Coming out can be a personal choice, of course, but it can also be something you are forced to do to be treated (and referred to) as who you are. This can make your relationship with the concept quite complicated. In the workplace, coming out poses particular challenges. Do you declare your pronouns on your application form for a new role and (possibly) avoid being misgendered throughout the recruitment process, or do you keep quiet and take the assumptions they make about you on the chin to reduce your chance of being discriminated against? Do you refer to your partner(s) by gendered terms or keep things neutral so that you don’t become the target of homophobic microaggressions from your colleagues? Is it doing your relationship, your partner, and yourself an injustice to allow these cis-heteronormative assumptions to pass?
In an ideal world, we wouldn’t have to ask these questions. In an ideal world, people wouldn’t make assumptions about you, your gender identity, or that of your partner(s) at all. Unfortunately, we do not live in an ideal world, and there is still so much work to do.
I hear people say, “why do people even need to come out in the workplace anymore?”, and I understand what they mean – it seems awfully unfair that we should have to make a statement about who we are, especially when the penalties for doing so can be so harsh. It shouldn’t matter, anyway, surely? We should all be treated equally, regardless of whether we’re LGBTQIA+ or not, shouldn’t we? This line of thinking, although understandable, does display a significant lack of understanding of the lives of queer people. It doesn’t take into account the toll of living inauthentically, of having nobody really know who you are, and of having to pretend to fit those social norms and assumptions every time you’re at work. It doesn’t take into account that still, in 2024, we are not equal in the workplace.
Personally, I do not come out at every opportunity. Sometimes it feels unsafe for me to do so, sometimes I just don’t want to perform the work of educating someone else, and sometimes things happen so quickly that the conversation moves on before I’ve said my piece. I feel a certain amount of guilt for this, as if I am betraying my LGBTQIA+ community for not standing firm in the face of assumptions, and not living loudly and proudly at every chance to do so. However, I also feel that this choice of whether to come out is mine alone to make. Coming out takes hard work, consistency, and courage, and sometimes the negative responses are simply not worth it.

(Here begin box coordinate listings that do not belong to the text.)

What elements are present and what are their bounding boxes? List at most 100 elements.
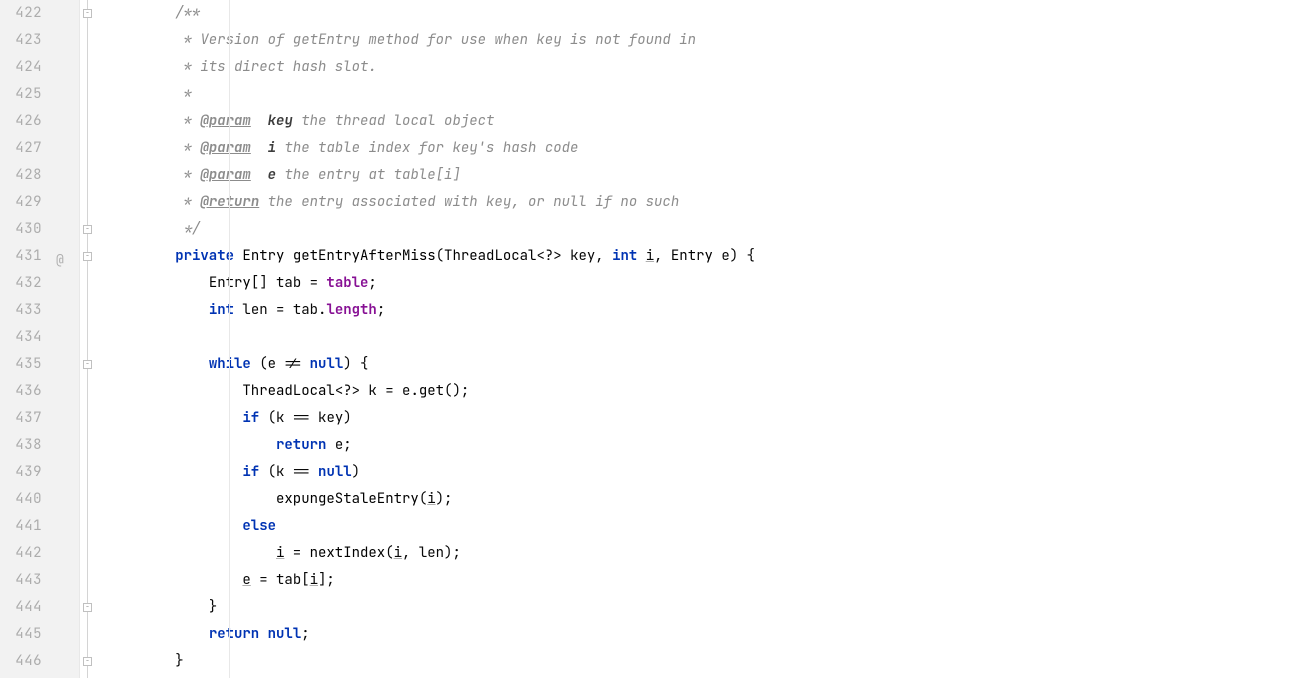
token: =: [268, 301, 293, 319]
token: ,: [654, 247, 671, 265]
token: ): [352, 463, 360, 481]
line-number: 435: [0, 351, 42, 378]
token: key: [318, 409, 343, 427]
code-line[interactable]: return e;: [108, 432, 1295, 459]
line-number: 426: [0, 108, 42, 135]
token: null: [318, 463, 352, 481]
line-number: 444: [0, 594, 42, 621]
token: *: [184, 166, 201, 184]
line-number: 446: [0, 648, 42, 675]
fold-toggle-icon[interactable]: −: [83, 252, 92, 261]
token: []: [251, 274, 276, 292]
token: (: [259, 409, 276, 427]
token: i: [394, 544, 402, 562]
token: return: [209, 625, 259, 643]
token: the thread local object: [293, 112, 495, 130]
token: ) {: [343, 355, 368, 373]
code-line[interactable]: if (k == key): [108, 405, 1295, 432]
token: ;: [377, 301, 385, 319]
token: length: [326, 301, 376, 319]
token: private: [175, 247, 234, 265]
fold-toggle-icon[interactable]: −: [83, 225, 92, 234]
token: [251, 112, 268, 130]
token: <?>: [335, 382, 369, 400]
token: ;: [368, 274, 376, 292]
token: tab: [276, 274, 301, 292]
line-number: 438: [0, 432, 42, 459]
token: k: [368, 382, 376, 400]
code-line[interactable]: * its direct hash slot.: [108, 54, 1295, 81]
token: !=: [276, 355, 310, 373]
indent-guide: [229, 0, 230, 678]
code-line[interactable]: else: [108, 513, 1295, 540]
token: [637, 247, 645, 265]
token: [259, 625, 267, 643]
token: get: [419, 382, 444, 400]
line-number: 425: [0, 81, 42, 108]
token: tab: [293, 301, 318, 319]
fold-toggle-icon[interactable]: −: [83, 657, 92, 666]
line-number: 423: [0, 27, 42, 54]
token: *: [184, 193, 201, 211]
token: *: [184, 85, 192, 103]
token: null: [268, 625, 302, 643]
token: i: [427, 490, 435, 508]
token: );: [444, 544, 461, 562]
token: the table index for key's hash code: [276, 139, 578, 157]
token: =: [301, 274, 326, 292]
token: ,: [402, 544, 419, 562]
token: Entry: [671, 247, 713, 265]
fold-toggle-icon[interactable]: −: [83, 360, 92, 369]
code-area[interactable]: /** * Version of getEntry method for use…: [98, 0, 1295, 678]
token: ThreadLocal: [444, 247, 536, 265]
token: ;: [301, 625, 309, 643]
code-line[interactable]: * @return the entry associated with key,…: [108, 189, 1295, 216]
code-line[interactable]: private Entry getEntryAfterMiss(ThreadLo…: [108, 243, 1295, 270]
code-line[interactable]: Entry[] tab = table;: [108, 270, 1295, 297]
code-line[interactable]: return null;: [108, 621, 1295, 648]
code-line[interactable]: * Version of getEntry method for use whe…: [108, 27, 1295, 54]
code-line[interactable]: /**: [108, 0, 1295, 27]
token: * its direct hash slot.: [184, 58, 377, 76]
line-number: 428: [0, 162, 42, 189]
token: (: [385, 544, 393, 562]
token: @param: [200, 166, 250, 184]
code-line[interactable]: * @param i the table index for key's has…: [108, 135, 1295, 162]
code-line[interactable]: int len = tab.length;: [108, 297, 1295, 324]
token: table: [326, 274, 368, 292]
code-line[interactable]: * @param key the thread local object: [108, 108, 1295, 135]
code-line[interactable]: e = tab[i];: [108, 567, 1295, 594]
token: return: [276, 436, 326, 454]
code-line[interactable]: */: [108, 216, 1295, 243]
code-line[interactable]: * @param e the entry at table[i]: [108, 162, 1295, 189]
code-line[interactable]: while (e != null) {: [108, 351, 1295, 378]
token: the entry at table[i]: [276, 166, 461, 184]
token: <?>: [536, 247, 570, 265]
code-line[interactable]: }: [108, 648, 1295, 675]
token: ): [343, 409, 351, 427]
code-line[interactable]: ThreadLocal<?> k = e.get();: [108, 378, 1295, 405]
fold-toggle-icon[interactable]: −: [83, 9, 92, 18]
code-line[interactable]: i = nextIndex(i, len);: [108, 540, 1295, 567]
override-marker[interactable]: @: [56, 246, 64, 273]
code-line[interactable]: }: [108, 594, 1295, 621]
token: =: [284, 544, 309, 562]
token: i: [646, 247, 654, 265]
line-number: 433: [0, 297, 42, 324]
line-number: 427: [0, 135, 42, 162]
line-number: 437: [0, 405, 42, 432]
token: e: [268, 166, 276, 184]
token: =: [251, 571, 276, 589]
code-editor[interactable]: 4224234244254264274284294304314324334344…: [0, 0, 1295, 678]
code-line[interactable]: [108, 324, 1295, 351]
token: *: [184, 139, 201, 157]
fold-toggle-icon[interactable]: −: [83, 603, 92, 612]
token: ;: [343, 436, 351, 454]
token: else: [242, 517, 276, 535]
code-line[interactable]: if (k == null): [108, 459, 1295, 486]
code-line[interactable]: expungeStaleEntry(i);: [108, 486, 1295, 513]
token: tab: [276, 571, 301, 589]
line-number: 445: [0, 621, 42, 648]
code-line[interactable]: *: [108, 81, 1295, 108]
token: i: [310, 571, 318, 589]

This is where the role of allies comes in. You may not have the power to change how an LGBTQIA+ person feels about coming out, but you do have the power to change the risk of them doing so. You can stand up for your colleagues and friends, ask the questions about whether they’d like you to correct others when they make false assumptions, and actively commit to unlearning the assumptions you make yourself. You can report hate crimes, harassment, and discrimination when you witness them, offer support and kindness to the targets, and listen to how we experience the world we all share. You can mark yourself openly as someone who will embrace queerness, and challenge others who will not. You can be an ally, not just in name but in action, and then, maybe one day, coming out will feel triumphant and empowering for anyone who chooses to do so.